Policy Documents

Reforming Medicaid In Ohio: A Framework for Using Consumer Choice and Competition to Spur Improved Outcomes

Michael T. Bond, John C. Goodman, and Ronald L. Lindsey –
March 1, 2003

Ohio’s spending on health care for low-income families, the disabled, and the elderly is enormously expensive. With 2003 direct spending of over $7.5 billion on the state’s Medicaid program, and a combined budget of more than $10 billion, the program costs taxpayers almost $661 per year for every man, woman and child in the state. Direct Medicaid costs are expected to increase by 66 percent over the next three years. Ohio’s Medicaid costs have risen faster than health costs in the private sector generally. Part of the reason is Ohio Medicaid pays for health care in ways that needlessly contribute to rising health care costs. The state currently pays for 13,000 empty nursing home beds. Another problem is Ohio has not taken advantage of cost-control techniques widely used in the private sector. As much as 75 percent of the expansion of Medicaid nationwide has been offset by a reduction in private insurance. Traditional reform efforts are unlikely to achieve significant long-term savings—they simply won’t change the rules of the game sufficiently to create better outcomes.
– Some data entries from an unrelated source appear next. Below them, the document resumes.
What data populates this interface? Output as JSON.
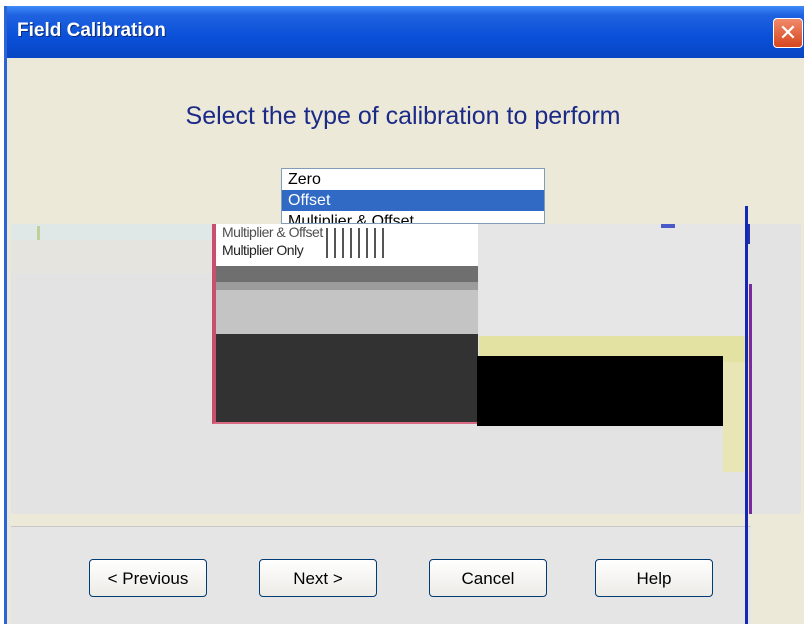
{
  "window": {
    "title": "Field Calibration",
    "close_label": "✕"
  },
  "heading": "Select the type of calibration to perform",
  "calibration_list": {
    "options": [
      "Zero",
      "Offset",
      "Multiplier & Offset"
    ],
    "selected": "Offset"
  },
  "glitch_popup": {
    "line1": "Multiplier & Offset",
    "line2": "Multiplier Only"
  },
  "buttons": {
    "previous": "< Previous",
    "next": "Next >",
    "cancel": "Cancel",
    "help": "Help"
  },
  "colors": {
    "titlebar": "#0a50d8",
    "heading_text": "#1c2a87",
    "selection": "#316ac5",
    "dialog_bg": "#ece9d8"
  },
  "icons": {
    "close": "close-icon"
  }
}
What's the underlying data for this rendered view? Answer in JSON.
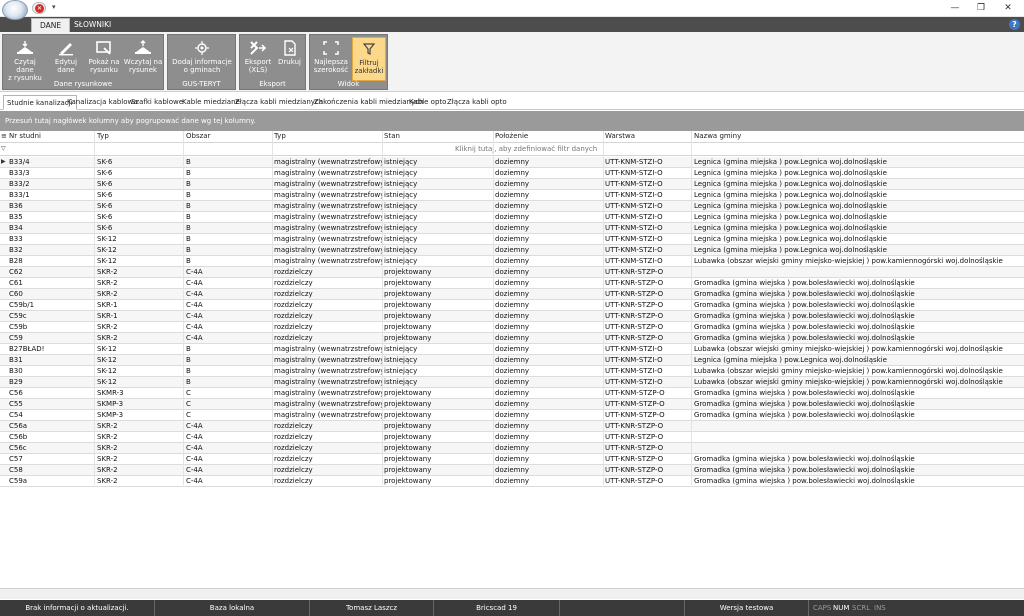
{
  "titlebar": {
    "close_glyph": "✕",
    "qa_arrow": "▾",
    "min_glyph": "—",
    "max_glyph": "❐",
    "close_win_glyph": "✕"
  },
  "ribbon_tabs": [
    {
      "label": "DANE",
      "active": true
    },
    {
      "label": "SŁOWNIKI",
      "active": false
    }
  ],
  "help_glyph": "?",
  "ribbon": {
    "groups": [
      {
        "label": "Dane rysunkowe",
        "buttons": [
          "Czytaj dane\nz rysunku",
          "Edytuj\ndane",
          "Pokaż na\nrysunku",
          "Wczytaj na\nrysunek"
        ]
      },
      {
        "label": "GUS-TERYT",
        "buttons": [
          "Dodaj informacje\no gminach"
        ]
      },
      {
        "label": "Eksport",
        "buttons": [
          "Eksport\n(XLS)",
          "Drukuj"
        ]
      },
      {
        "label": "Widok",
        "buttons": [
          "Najlepsza\nszerokość",
          "Filtruj\nzakładki"
        ]
      }
    ]
  },
  "sheet_tabs": [
    "Studnie kanalizacji",
    "Kanalizacja kablowa",
    "Szafki kablowe",
    "Kable miedziane",
    "Złącza kabli miedzianych",
    "Zakończenia kabli miedzianych",
    "Kable opto",
    "Złącza kabli opto"
  ],
  "group_panel_text": "Przesuń tutaj nagłówek kolumny aby pogrupować dane wg tej kolumny.",
  "grid": {
    "columns": [
      "Nr studni",
      "Typ",
      "Obszar",
      "Typ",
      "Stan",
      "Położenie",
      "Warstwa",
      "Nazwa gminy"
    ],
    "filter_hint": "Kliknij tutaj, aby zdefiniować filtr danych",
    "row_indicator": "▶",
    "filter_icon": "▽",
    "header_icon": "≡",
    "rows": [
      [
        "B33/4",
        "SK-6",
        "B",
        "magistralny (wewnatrzstrefowy)",
        "istniejący",
        "doziemny",
        "UTT-KNM-STZI-O",
        "Legnica (gmina miejska ) pow.Legnica woj.dolnośląskie"
      ],
      [
        "B33/3",
        "SK-6",
        "B",
        "magistralny (wewnatrzstrefowy)",
        "istniejący",
        "doziemny",
        "UTT-KNM-STZI-O",
        "Legnica (gmina miejska ) pow.Legnica woj.dolnośląskie"
      ],
      [
        "B33/2",
        "SK-6",
        "B",
        "magistralny (wewnatrzstrefowy)",
        "istniejący",
        "doziemny",
        "UTT-KNM-STZI-O",
        "Legnica (gmina miejska ) pow.Legnica woj.dolnośląskie"
      ],
      [
        "B33/1",
        "SK-6",
        "B",
        "magistralny (wewnatrzstrefowy)",
        "istniejący",
        "doziemny",
        "UTT-KNM-STZI-O",
        "Legnica (gmina miejska ) pow.Legnica woj.dolnośląskie"
      ],
      [
        "B36",
        "SK-6",
        "B",
        "magistralny (wewnatrzstrefowy)",
        "istniejący",
        "doziemny",
        "UTT-KNM-STZI-O",
        "Legnica (gmina miejska ) pow.Legnica woj.dolnośląskie"
      ],
      [
        "B35",
        "SK-6",
        "B",
        "magistralny (wewnatrzstrefowy)",
        "istniejący",
        "doziemny",
        "UTT-KNM-STZI-O",
        "Legnica (gmina miejska ) pow.Legnica woj.dolnośląskie"
      ],
      [
        "B34",
        "SK-6",
        "B",
        "magistralny (wewnatrzstrefowy)",
        "istniejący",
        "doziemny",
        "UTT-KNM-STZI-O",
        "Legnica (gmina miejska ) pow.Legnica woj.dolnośląskie"
      ],
      [
        "B33",
        "SK-12",
        "B",
        "magistralny (wewnatrzstrefowy)",
        "istniejący",
        "doziemny",
        "UTT-KNM-STZI-O",
        "Legnica (gmina miejska ) pow.Legnica woj.dolnośląskie"
      ],
      [
        "B32",
        "SK-12",
        "B",
        "magistralny (wewnatrzstrefowy)",
        "istniejący",
        "doziemny",
        "UTT-KNM-STZI-O",
        "Legnica (gmina miejska ) pow.Legnica woj.dolnośląskie"
      ],
      [
        "B28",
        "SK-12",
        "B",
        "magistralny (wewnatrzstrefowy)",
        "istniejący",
        "doziemny",
        "UTT-KNM-STZI-O",
        "Lubawka (obszar wiejski gminy miejsko-wiejskiej ) pow.kamiennogórski woj.dolnośląskie"
      ],
      [
        "C62",
        "SKR-2",
        "C-4A",
        "rozdzielczy",
        "projektowany",
        "doziemny",
        "UTT-KNR-STZP-O",
        ""
      ],
      [
        "C61",
        "SKR-2",
        "C-4A",
        "rozdzielczy",
        "projektowany",
        "doziemny",
        "UTT-KNR-STZP-O",
        "Gromadka (gmina wiejska ) pow.bolesławiecki woj.dolnośląskie"
      ],
      [
        "C60",
        "SKR-2",
        "C-4A",
        "rozdzielczy",
        "projektowany",
        "doziemny",
        "UTT-KNR-STZP-O",
        "Gromadka (gmina wiejska ) pow.bolesławiecki woj.dolnośląskie"
      ],
      [
        "C59b/1",
        "SKR-1",
        "C-4A",
        "rozdzielczy",
        "projektowany",
        "doziemny",
        "UTT-KNR-STZP-O",
        "Gromadka (gmina wiejska ) pow.bolesławiecki woj.dolnośląskie"
      ],
      [
        "C59c",
        "SKR-1",
        "C-4A",
        "rozdzielczy",
        "projektowany",
        "doziemny",
        "UTT-KNR-STZP-O",
        "Gromadka (gmina wiejska ) pow.bolesławiecki woj.dolnośląskie"
      ],
      [
        "C59b",
        "SKR-2",
        "C-4A",
        "rozdzielczy",
        "projektowany",
        "doziemny",
        "UTT-KNR-STZP-O",
        "Gromadka (gmina wiejska ) pow.bolesławiecki woj.dolnośląskie"
      ],
      [
        "C59",
        "SKR-2",
        "C-4A",
        "rozdzielczy",
        "projektowany",
        "doziemny",
        "UTT-KNR-STZP-O",
        "Gromadka (gmina wiejska ) pow.bolesławiecki woj.dolnośląskie"
      ],
      [
        "B27BŁAD!",
        "SK-12",
        "B",
        "magistralny (wewnatrzstrefowy)",
        "istniejący",
        "doziemny",
        "UTT-KNM-STZI-O",
        "Lubawka (obszar wiejski gminy miejsko-wiejskiej ) pow.kamiennogórski woj.dolnośląskie"
      ],
      [
        "B31",
        "SK-12",
        "B",
        "magistralny (wewnatrzstrefowy)",
        "istniejący",
        "doziemny",
        "UTT-KNM-STZI-O",
        "Legnica (gmina miejska ) pow.Legnica woj.dolnośląskie"
      ],
      [
        "B30",
        "SK-12",
        "B",
        "magistralny (wewnatrzstrefowy)",
        "istniejący",
        "doziemny",
        "UTT-KNM-STZI-O",
        "Lubawka (obszar wiejski gminy miejsko-wiejskiej ) pow.kamiennogórski woj.dolnośląskie"
      ],
      [
        "B29",
        "SK-12",
        "B",
        "magistralny (wewnatrzstrefowy)",
        "istniejący",
        "doziemny",
        "UTT-KNM-STZI-O",
        "Lubawka (obszar wiejski gminy miejsko-wiejskiej ) pow.kamiennogórski woj.dolnośląskie"
      ],
      [
        "C56",
        "SKMR-3",
        "C",
        "magistralny (wewnatrzstrefowy)",
        "projektowany",
        "doziemny",
        "UTT-KNM-STZP-O",
        "Gromadka (gmina wiejska ) pow.bolesławiecki woj.dolnośląskie"
      ],
      [
        "C55",
        "SKMP-3",
        "C",
        "magistralny (wewnatrzstrefowy)",
        "projektowany",
        "doziemny",
        "UTT-KNM-STZP-O",
        "Gromadka (gmina wiejska ) pow.bolesławiecki woj.dolnośląskie"
      ],
      [
        "C54",
        "SKMP-3",
        "C",
        "magistralny (wewnatrzstrefowy)",
        "projektowany",
        "doziemny",
        "UTT-KNM-STZP-O",
        "Gromadka (gmina wiejska ) pow.bolesławiecki woj.dolnośląskie"
      ],
      [
        "C56a",
        "SKR-2",
        "C-4A",
        "rozdzielczy",
        "projektowany",
        "doziemny",
        "UTT-KNR-STZP-O",
        ""
      ],
      [
        "C56b",
        "SKR-2",
        "C-4A",
        "rozdzielczy",
        "projektowany",
        "doziemny",
        "UTT-KNR-STZP-O",
        ""
      ],
      [
        "C56c",
        "SKR-2",
        "C-4A",
        "rozdzielczy",
        "projektowany",
        "doziemny",
        "UTT-KNR-STZP-O",
        ""
      ],
      [
        "C57",
        "SKR-2",
        "C-4A",
        "rozdzielczy",
        "projektowany",
        "doziemny",
        "UTT-KNR-STZP-O",
        "Gromadka (gmina wiejska ) pow.bolesławiecki woj.dolnośląskie"
      ],
      [
        "C58",
        "SKR-2",
        "C-4A",
        "rozdzielczy",
        "projektowany",
        "doziemny",
        "UTT-KNR-STZP-O",
        "Gromadka (gmina wiejska ) pow.bolesławiecki woj.dolnośląskie"
      ],
      [
        "C59a",
        "SKR-2",
        "C-4A",
        "rozdzielczy",
        "projektowany",
        "doziemny",
        "UTT-KNR-STZP-O",
        "Gromadka (gmina wiejska ) pow.bolesławiecki woj.dolnośląskie"
      ]
    ]
  },
  "statusbar": {
    "cells": [
      "Brak informacji o aktualizacji.",
      "Baza lokalna",
      "Tomasz Laszcz",
      "Bricscad 19",
      "",
      "Wersja testowa"
    ],
    "keys": [
      {
        "label": "CAPS",
        "on": false
      },
      {
        "label": "NUM",
        "on": true
      },
      {
        "label": "SCRL",
        "on": false
      },
      {
        "label": "INS",
        "on": false
      }
    ]
  }
}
Cutting pharmaceutical drug coverage, for example, could lead to higher costs by encouraging the use of more expensive or less effective traditional services. More promising approaches focus on changing the way Ohio pays for medical care. More specifically, the state should:

  • Follow the lead of private insurers and choose hospitals based on the lowest price for a given level of quality;
  • Pay for services rendered and outputs, not costs incurred or inputs;
  • Enroll substantial numbers of beneficiaries with disabilities into managed care programs designed to meet their special needs; and
  • Consider block granting Medicaid funds to innovative localities.